SH.BA must “fight fire with fire” and impose tariffs on Chinese -built ships to fund subsidies for its shipbuilding builders, said Donald Trump’s new appointment to run America’s maritime regulator.
“We need to compensate for the subsidies that China has given their shipbuilding industry, fight fire with fire,” told Louis Sola, who was appointed chairman of the Federal Commission (FMC) in January, Financial Times told. “Where should that money go (from tariffs on Chinese ships)? This money should be invested in American transport. “
Sola’s comments follow a recommendation from the US Trade (UST) to impose measures including tariffs up to $ 1.5 million in Chinese -built ships calling at US ports.
The Trump administration is expected to make a final decision on the proposal, made after an investigation launched under former President Joe Biden after a public hearing in March.
About 36,595 US port calls in 2024 could have been affected by UST measures, which could generate annual tariff revenue up to $ 52 billion, according to researchers at Shipbroker Clarksons.
“I don’t want to get their Goliath and tie my feet together,” the FMC chairman said. “I would rather put my champion there against him and the only way you can do this is you have to finance them.”
The proposal to impose punitive measures for Chinese ships calling on US ports is the latest attempt to increase American competition, a major goal for Trump. The US president told a joint congress session this month he would create a “White House building office” along with industry tax incentives.
“To increase our industrial defense base, we will also revive the American shipbuilding industry, including the construction of trade ships and the construction of military ships,” Trump told lawmakers.
American shipbuilders are unlikely to approach to compete with Chinese rivals in the near future, however, experts said.
Formerly one of the main shipbuilding sites, since the US March had provided only 0.2 percent of the global book of commercial transport orders in the gross offset tonnage, a measure of work taken to build a ship. This is compared to 59 percent of China, according to Clarksons Research.
The FMC, which regulates the global transport industry to protect the interests of US consumers, was assisting Usst to investigate it for Chinese transport prior to the public hearing on the tariff proposal, Sola said. The probe was initiated last year in response to US job unions seeking an investigation.
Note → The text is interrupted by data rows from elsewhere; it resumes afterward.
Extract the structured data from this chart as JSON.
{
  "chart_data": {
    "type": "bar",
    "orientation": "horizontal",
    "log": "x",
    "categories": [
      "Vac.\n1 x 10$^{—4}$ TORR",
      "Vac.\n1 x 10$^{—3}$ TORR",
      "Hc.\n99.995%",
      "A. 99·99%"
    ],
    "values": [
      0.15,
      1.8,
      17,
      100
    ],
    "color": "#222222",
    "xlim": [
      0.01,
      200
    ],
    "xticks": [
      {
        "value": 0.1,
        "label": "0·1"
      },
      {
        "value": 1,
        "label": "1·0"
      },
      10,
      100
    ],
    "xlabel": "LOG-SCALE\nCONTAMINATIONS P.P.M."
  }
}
Sola argued that although the US had turned into a cheaper production subsidized by Asia, the country “has resources, it has facilities, it has people, and it has knowledge.”
He said the US can “get a large percentage” of production for cranes that load and download ships in the port, for which “technology is not so complicated”.
The widespread presence of Chinese -built cranes in US ports has been reviewed by US authorities since the Biden administration, amid the concerns they could be controlled from a distance.
Sola acknowledged that shipbuilding was a “much more complex animal”, but argued that SH.BA “could be a player in some of the smallest trading ships”.
FMC, whose lawyers and economists advise the government on legislation, is a politically independent government agency. But Sola, a FMC commissioner since 2019 who has run for Congress as a Republican candidate, has previously publicly supported Trump.

Sola said that “with the first advantages of President Trump of America, (FMC was) the main kind there”, adding that he was looking for a bigger budget so that the agency could hire more staff, despite the administration landing for other government agencies.
“Instead of being for the arts or radio or something like that, it is easy to see and touch what FMC does,” Sola said. He said he wanted to strengthen his head account by 30 percent, and that the FMC had sought to accelerate the employment process for the best candidates from a limited group of US marine experts.
FMC is a relatively small US agency, but its occasional cases have already increased in the back of increasing concerns about America’s confidence in foreign ship owners.
Noting the approval of the legislation that expanded the FMC powers to investigate and fine ship owners in 2022, Biden blamed “foreign ownership carriers” for rising prices that “damage American households” during Covid-19 pandemia.
Peter Sand, the analyst on the Xeneta transport market, warned that tariffs for Chinese transport presented by Ustrings “can cause major blockages and delays in the US.
The proposal comes as new tariffs imposed by the Trump administration, including steel and aluminum, and further taxes he has threatened are expected to increase import costs.
“The threat of even higher costs to import goods into the US should be taken very seriously,” Sand said.